[CHAPTER XII.
PAUL.]

Olivia Marchmont sat in her late husband's study while John's funeral train was moving slowly along under the misty October sky. A long stream of carriages followed the stately hearse, with its four black horses, and its voluminous draperies of rich velvet, and nodding plumes that were damp and heavy with the autumn atmosphere. The unassuming master of Marchmont Towers had won for himself a quiet popularity amongst the simple country gentry, and the best families in Lincolnshire had sent their chiefs to do honour to his burial, or at the least their empty carriages to represent them at that mournful ceremonial. Olivia sat in her dead husband's favourite chamber. Her head lay back upon the cushion of the roomy morocco–covered arm–chair in which he had so often sat. She had been working hard that morning, and indeed every morning since John Marchmont's death, sorting and arranging papers, with the aid of Richard Paulette, the Lincoln's Inn solicitor, and James Gormby, the land–steward. She knew that she had been left sole guardian of her stepdaughter, and executrix to her husband's will; and she had lost no time in making herself acquainted with the business details of the estate, and the full nature of the responsibilities intrusted to her.

She was resting now. She had done all that could be done until after the reading of the will. She had attended to her stepdaughter. She had stood in one of the windows of the western drawing–room, watching the departure of the funeral cortège; and now she abandoned herself for a brief space to that idleness which was so unusual to her.

A fire burned in the low grate at her feet, and a rough cur––half shepherd's dog, half Scotch deer–hound, who had been fond of John, but was not fond of Olivia––lay at the further extremity of the hearth–rug, watching her suspiciously.

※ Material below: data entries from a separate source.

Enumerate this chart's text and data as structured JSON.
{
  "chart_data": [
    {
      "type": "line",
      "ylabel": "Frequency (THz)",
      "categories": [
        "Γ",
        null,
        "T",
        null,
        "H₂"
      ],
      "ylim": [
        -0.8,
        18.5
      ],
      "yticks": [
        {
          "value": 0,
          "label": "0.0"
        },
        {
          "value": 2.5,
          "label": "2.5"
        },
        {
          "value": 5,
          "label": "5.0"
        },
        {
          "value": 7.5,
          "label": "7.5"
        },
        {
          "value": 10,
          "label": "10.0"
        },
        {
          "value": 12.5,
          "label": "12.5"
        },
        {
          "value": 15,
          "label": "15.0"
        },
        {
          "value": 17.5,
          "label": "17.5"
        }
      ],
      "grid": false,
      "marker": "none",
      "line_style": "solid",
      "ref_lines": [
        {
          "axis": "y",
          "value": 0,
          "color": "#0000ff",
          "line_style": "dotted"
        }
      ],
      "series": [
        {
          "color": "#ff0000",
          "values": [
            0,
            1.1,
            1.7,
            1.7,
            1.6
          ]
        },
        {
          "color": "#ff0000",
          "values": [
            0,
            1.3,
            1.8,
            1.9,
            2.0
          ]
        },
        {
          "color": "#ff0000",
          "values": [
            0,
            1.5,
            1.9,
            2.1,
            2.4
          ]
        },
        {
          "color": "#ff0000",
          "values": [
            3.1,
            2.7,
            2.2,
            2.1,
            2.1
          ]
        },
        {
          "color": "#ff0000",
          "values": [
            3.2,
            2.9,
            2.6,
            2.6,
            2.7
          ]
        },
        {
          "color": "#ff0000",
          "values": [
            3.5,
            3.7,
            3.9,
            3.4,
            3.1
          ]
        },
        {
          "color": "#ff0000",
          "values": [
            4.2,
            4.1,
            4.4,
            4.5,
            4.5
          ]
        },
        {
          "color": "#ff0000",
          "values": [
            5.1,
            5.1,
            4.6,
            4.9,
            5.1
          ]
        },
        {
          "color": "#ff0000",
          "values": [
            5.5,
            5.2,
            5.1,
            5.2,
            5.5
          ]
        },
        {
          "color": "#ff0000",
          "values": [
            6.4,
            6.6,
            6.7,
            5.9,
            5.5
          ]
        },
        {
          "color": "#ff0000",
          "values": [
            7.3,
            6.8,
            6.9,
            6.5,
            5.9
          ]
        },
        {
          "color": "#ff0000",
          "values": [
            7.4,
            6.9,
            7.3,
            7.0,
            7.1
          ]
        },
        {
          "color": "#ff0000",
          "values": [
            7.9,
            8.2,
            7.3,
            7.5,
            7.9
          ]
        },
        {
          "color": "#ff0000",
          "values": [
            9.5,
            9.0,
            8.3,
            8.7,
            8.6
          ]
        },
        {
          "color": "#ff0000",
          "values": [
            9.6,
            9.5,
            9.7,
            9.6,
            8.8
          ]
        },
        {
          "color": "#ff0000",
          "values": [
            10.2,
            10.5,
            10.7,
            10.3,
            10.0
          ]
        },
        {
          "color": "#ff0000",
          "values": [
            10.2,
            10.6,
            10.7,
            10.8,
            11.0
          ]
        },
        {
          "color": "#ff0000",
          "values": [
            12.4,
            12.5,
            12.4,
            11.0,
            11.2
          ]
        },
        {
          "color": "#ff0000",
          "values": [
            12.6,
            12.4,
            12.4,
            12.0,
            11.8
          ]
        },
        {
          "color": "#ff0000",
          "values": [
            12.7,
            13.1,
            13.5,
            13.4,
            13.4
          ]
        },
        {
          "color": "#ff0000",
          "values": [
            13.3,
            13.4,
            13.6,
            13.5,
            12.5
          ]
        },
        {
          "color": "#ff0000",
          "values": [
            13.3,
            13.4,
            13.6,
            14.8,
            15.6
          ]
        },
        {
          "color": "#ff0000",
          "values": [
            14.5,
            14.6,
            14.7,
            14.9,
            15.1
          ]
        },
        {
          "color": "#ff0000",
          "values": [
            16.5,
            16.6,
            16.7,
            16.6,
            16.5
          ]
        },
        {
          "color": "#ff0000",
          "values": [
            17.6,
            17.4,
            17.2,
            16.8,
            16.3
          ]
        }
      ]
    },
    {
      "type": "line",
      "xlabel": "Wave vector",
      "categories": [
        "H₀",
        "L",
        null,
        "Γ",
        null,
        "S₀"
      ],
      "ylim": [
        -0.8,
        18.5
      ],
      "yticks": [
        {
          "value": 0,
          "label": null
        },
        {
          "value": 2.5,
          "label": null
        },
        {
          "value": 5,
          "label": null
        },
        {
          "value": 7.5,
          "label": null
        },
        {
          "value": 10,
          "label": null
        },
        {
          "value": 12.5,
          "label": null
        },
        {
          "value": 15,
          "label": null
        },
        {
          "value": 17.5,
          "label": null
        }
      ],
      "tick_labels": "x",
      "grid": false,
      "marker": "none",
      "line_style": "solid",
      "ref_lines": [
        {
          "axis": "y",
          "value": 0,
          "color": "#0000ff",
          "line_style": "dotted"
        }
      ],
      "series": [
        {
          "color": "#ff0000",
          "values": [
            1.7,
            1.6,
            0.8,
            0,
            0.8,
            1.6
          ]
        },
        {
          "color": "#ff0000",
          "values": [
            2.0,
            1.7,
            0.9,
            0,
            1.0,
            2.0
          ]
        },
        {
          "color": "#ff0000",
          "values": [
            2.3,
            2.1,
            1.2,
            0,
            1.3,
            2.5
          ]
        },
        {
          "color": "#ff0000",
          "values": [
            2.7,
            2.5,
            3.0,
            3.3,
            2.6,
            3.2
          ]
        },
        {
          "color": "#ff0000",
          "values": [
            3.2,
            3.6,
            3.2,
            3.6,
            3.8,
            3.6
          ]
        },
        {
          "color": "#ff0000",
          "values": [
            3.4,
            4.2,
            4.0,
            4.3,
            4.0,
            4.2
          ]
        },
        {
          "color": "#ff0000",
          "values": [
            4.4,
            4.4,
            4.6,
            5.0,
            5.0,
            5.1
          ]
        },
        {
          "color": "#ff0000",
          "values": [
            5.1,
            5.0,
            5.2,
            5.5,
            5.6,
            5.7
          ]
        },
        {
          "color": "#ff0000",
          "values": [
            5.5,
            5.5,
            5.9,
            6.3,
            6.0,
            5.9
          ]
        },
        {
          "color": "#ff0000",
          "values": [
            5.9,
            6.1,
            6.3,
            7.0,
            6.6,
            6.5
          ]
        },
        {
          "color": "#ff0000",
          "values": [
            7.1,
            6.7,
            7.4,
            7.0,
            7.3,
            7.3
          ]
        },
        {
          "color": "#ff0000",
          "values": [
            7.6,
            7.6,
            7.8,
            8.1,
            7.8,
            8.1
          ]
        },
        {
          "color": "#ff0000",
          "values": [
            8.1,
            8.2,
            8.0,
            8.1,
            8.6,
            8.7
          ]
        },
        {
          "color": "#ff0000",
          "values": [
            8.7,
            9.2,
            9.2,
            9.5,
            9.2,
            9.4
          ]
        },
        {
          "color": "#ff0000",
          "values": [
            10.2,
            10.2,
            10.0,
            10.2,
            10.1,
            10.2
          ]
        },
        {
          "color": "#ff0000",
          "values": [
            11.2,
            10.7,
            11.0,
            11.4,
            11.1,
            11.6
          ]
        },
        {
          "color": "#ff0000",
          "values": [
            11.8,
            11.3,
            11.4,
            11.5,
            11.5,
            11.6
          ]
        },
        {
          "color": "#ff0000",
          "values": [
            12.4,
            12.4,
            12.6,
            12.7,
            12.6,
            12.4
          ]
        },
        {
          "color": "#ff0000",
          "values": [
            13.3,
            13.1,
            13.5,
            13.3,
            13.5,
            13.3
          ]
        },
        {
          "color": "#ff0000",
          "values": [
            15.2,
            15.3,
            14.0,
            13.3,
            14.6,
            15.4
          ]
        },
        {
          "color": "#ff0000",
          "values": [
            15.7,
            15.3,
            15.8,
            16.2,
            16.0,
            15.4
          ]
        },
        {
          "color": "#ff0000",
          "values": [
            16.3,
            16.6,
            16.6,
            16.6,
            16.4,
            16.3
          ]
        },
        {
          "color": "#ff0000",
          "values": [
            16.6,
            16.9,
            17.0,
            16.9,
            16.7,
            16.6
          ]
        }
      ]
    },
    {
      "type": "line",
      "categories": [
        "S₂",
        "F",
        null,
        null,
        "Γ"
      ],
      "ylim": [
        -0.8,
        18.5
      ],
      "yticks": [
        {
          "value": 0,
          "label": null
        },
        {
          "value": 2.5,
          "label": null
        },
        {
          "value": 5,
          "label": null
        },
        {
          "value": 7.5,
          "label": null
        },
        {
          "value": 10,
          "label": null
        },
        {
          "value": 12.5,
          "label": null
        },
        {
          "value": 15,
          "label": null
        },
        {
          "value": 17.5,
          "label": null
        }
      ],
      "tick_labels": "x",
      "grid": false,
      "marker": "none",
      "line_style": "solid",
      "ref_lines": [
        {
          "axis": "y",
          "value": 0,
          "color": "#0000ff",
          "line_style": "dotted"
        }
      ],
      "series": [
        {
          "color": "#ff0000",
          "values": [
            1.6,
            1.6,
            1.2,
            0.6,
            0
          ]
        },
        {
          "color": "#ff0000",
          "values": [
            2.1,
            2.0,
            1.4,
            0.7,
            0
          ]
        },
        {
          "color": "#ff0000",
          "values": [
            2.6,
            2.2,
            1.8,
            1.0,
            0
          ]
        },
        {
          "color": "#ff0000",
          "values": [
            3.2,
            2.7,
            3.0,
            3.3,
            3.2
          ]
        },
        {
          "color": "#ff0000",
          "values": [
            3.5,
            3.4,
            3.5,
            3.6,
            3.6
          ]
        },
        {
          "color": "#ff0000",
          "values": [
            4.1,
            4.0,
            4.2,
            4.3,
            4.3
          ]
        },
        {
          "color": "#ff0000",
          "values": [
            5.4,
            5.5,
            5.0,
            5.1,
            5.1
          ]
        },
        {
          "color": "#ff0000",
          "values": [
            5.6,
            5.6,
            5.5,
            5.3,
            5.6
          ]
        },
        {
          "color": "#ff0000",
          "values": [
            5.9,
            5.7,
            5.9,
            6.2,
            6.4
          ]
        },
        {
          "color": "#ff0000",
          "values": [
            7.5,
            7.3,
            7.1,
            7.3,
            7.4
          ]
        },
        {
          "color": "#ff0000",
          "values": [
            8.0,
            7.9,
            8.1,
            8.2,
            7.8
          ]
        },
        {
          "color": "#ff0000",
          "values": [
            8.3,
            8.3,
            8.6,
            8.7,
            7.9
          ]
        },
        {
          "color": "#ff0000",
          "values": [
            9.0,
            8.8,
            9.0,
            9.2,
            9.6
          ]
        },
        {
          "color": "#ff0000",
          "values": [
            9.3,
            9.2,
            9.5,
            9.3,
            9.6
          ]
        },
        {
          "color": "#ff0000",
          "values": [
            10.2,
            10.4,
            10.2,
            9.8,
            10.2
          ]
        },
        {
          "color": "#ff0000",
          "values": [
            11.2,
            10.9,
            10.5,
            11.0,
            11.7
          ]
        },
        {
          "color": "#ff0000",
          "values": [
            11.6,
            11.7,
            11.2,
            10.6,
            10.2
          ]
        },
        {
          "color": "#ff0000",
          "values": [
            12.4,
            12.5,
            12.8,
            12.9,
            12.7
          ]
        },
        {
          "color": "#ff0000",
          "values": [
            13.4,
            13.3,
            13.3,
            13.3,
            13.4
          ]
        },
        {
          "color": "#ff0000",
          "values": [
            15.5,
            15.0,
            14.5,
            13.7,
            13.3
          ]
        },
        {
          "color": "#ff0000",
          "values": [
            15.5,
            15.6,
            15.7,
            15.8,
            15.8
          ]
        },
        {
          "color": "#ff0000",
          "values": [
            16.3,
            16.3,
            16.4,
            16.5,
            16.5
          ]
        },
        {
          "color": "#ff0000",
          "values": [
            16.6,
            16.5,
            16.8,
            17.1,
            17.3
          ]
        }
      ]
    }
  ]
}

Mrs. Marchmont's personal appearance had not altered during the two years of her married life. Her face was thin and haggard; but it had been thin and haggard before her marriage. And yet no one could deny that the face was handsome, and the features beautifully chiselled. But the grey eyes were hard and cold, the line of the faultless eyebrows gave a stern expression to the countenance; the thin lips were rigid and compressed. The face wanted both light and colour. A sculptor copying it line by line would have produced a beautiful head. A painter must have lent his own glowing tints if he wished to represent Olivia Marchmont as a lovely woman.

Her pale face looked paler, and her dead black hair blacker, against the blank whiteness of her widow's cap. Her mourning dress clung closely to her tall, slender figure. She was little more than twenty–five, but she looked a woman of thirty. It had been her misfortune to look older than she was from a very early period in her life.

She had not loved her husband when she married him, nor had she ever felt for him that love which in most womanly natures grows out of custom and duty. It was not in her nature to love. Her passionate idolatry of her boyish cousin had been the one solitary affection that had ever held a place in her cold heart. All the fire of her nature had been concentrated in this one folly, this one passion, against which only heroic endurance had been able to prevail.

Mrs. Marchmont felt no grief, therefore, at her husband's loss. She had felt the shock of his death, and the painful oppression of his dead presence in the house. She had faithfully nursed him through many illnesses; she had patiently tended him until the very last; she had done her duty. And now, for the first time, she had leisure to contemplate the past, and look forward to the future.

So far this woman had fulfilled the task which she had taken upon herself; she had been true and loyal to the vow she had made before God's altar, in the church of Swampington. And now she was free. No, not quite free; for she had a heavy burden yet upon her hands; the solemn charge of her stepdaughter during the girl's minority. But as regarded marriage–vows and marriage–ties she was free.

She was free to love Edward Arundel again.